I view it as noteworthy that Princess Victoria sketched such power at this time, in the wake of which she was clearly looking closer at herself, in every respect. It is a fascinating exercise in royal self-examination. She was more conscious of her figure and her weight; she also would presumably have been more appearance-aware as the result of hair loss and having grown thinner. Classic teenage behaviour, we almost get a sense of this sketch as Victoria poring over her own bedroom mirror, checking her face.

The hair is an essential feature of this sketch. It is gathered up in a plaited coil and fashionably arranged with ringlets to frame her face. The hairstyle is identical to the picture made of Princess Victoria and her mother by Sir George Hayter, The Duchess of Kent and Princess Victoria, made the year before in 1834, showing her hair formally dressed. It is significant that Queen Louise had sent her own hairdresser to arrange Princess Victoria’s hair – like her own – with side curls when the King and Queen of the Belgians were still at Ramsgate. Queen Louise sent Princess Victoria ultra-fashionable gifts once back home in Belgium, which included sumptuous bonnets and also hairpins from Paris (Kay Staniland, In Royal Fashion, 91). Interestingly, the Duchess of Kent’s accounts show that Victoria’s hair had been cut from the age of five by the hairdresser and perfumer Stephen Taylor (Ibid, 86). We must suppose that the convalescent Victoria would have taken pleasure in the arrival of these luxurious presents, perhaps delighting in how she would look wearing them, once better.

There is a fascinating postscript to this. Having written the above and completed my research on Princess Victoria’s self-portrait, I stumbled across entirely by chance, an entry in Princess Victoria’s journal for 8 November 1835, whilst still at Ramsgate.

Princess Victoria describes on that same day, having sketched herself from the looking-glass. I think it is reasonable to assume that this journal entry relates to this very self-portrait, which for me, represents an extraordinary find. The sketch then was made at Ramsgate and the stare which was so direct, was indeed done from a mirror, hence the stern gaze of concentration. Her self-portrait sketch appears not to have been precisely dated – the most exact I have managed to locate since writing the above is ‘mid-November 1835‘. So, this is undoubtedly significant.

Perhaps tellingly, Viscount Esher, who edited a selection of Victoria’s journals in two volumes, between the years 1832 and 1840 and published by authority of Edward VII, includes very few entries for the Ramsgate episode.

Ramsgate is crucial in the make-up of the future Queen Victoria’s character formation. Not for nothing did Baron Stockmar, the German doctor and Saxe-Coburg court’s eminence grise, write of Princess Victoria at this time: ‘With every day that she grew older the princess naturally became more aware of her self, more conscious of her own strength…’ (cit., Wilson, 67).

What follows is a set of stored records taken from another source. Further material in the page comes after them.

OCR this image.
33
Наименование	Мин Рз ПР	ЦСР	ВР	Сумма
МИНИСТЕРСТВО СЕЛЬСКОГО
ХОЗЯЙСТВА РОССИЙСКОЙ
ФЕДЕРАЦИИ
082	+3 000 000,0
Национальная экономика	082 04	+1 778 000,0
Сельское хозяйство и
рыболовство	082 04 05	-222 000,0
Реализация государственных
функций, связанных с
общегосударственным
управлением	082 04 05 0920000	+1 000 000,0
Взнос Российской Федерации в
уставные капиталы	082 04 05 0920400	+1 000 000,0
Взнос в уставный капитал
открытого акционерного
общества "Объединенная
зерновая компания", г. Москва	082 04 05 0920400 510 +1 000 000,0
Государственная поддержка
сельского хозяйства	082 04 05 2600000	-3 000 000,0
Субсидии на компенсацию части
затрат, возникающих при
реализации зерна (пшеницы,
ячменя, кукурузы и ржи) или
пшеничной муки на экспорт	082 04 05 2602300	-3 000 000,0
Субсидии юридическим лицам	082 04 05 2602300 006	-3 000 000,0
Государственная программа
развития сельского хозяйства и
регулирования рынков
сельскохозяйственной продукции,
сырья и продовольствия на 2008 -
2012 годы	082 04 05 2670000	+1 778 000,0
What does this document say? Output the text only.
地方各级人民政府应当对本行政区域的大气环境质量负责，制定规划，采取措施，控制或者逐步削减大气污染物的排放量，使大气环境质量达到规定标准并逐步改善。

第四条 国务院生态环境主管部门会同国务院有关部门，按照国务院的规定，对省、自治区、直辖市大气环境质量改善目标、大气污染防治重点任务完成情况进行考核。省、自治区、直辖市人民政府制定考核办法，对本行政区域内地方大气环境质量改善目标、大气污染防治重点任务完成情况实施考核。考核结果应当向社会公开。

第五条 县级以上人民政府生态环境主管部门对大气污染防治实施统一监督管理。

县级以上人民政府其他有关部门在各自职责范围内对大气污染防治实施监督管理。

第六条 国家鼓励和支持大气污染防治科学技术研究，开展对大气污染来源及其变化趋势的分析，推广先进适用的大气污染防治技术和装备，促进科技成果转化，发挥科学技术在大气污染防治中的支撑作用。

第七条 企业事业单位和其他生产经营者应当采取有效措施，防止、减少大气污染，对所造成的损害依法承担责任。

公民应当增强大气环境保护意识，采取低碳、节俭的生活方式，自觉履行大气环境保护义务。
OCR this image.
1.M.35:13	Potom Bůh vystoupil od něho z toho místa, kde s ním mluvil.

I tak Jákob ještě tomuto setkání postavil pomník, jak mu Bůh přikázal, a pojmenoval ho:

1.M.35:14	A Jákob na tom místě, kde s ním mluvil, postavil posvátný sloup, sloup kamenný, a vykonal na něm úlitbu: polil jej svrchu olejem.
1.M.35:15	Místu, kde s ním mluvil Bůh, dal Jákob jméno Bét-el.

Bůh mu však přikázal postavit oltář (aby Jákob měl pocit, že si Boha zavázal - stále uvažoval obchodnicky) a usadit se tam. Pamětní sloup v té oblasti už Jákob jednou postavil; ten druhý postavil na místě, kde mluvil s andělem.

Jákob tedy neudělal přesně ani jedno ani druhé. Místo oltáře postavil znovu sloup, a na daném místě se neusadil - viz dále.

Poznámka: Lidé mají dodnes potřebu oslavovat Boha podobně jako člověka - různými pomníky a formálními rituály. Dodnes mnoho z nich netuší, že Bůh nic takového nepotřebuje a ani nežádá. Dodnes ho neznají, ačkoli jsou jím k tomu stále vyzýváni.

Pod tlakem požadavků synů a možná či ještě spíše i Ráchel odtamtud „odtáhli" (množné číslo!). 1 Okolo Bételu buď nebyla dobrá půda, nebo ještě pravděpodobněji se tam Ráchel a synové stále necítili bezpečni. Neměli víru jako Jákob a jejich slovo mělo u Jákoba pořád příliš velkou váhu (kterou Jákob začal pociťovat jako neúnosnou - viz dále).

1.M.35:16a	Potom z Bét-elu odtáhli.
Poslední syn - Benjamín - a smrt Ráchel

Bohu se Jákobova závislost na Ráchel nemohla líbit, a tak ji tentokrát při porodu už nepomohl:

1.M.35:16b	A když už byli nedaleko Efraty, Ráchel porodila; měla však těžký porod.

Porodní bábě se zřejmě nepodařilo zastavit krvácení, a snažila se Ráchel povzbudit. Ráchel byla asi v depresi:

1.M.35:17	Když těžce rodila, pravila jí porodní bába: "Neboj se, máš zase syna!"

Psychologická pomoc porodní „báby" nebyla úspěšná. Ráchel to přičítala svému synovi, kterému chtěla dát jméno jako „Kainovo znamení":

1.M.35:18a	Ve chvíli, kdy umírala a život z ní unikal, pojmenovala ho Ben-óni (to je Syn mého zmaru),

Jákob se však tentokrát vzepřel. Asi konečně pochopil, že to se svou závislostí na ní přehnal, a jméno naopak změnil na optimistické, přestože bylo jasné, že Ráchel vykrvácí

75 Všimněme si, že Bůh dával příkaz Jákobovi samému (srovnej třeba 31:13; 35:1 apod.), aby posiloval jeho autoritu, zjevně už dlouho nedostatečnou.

This is precisely why this self-portrait sketch is so important. Not only do we get a sense of Victoria’s self, but her self-awareness at a critical point in her early life. It is Victoria by Victoria.

©Elizabeth Jane Timms, 2019
About author

Elizabeth Jane Timms is a royal historian and writer, specializing in Queen Victoria's family, Russian royalty and the Habsburgs. An independent scholar of royal studies, she has studied historic British and European royalty for nearly twenty years, speaking on the subject for both TV and BBC radio.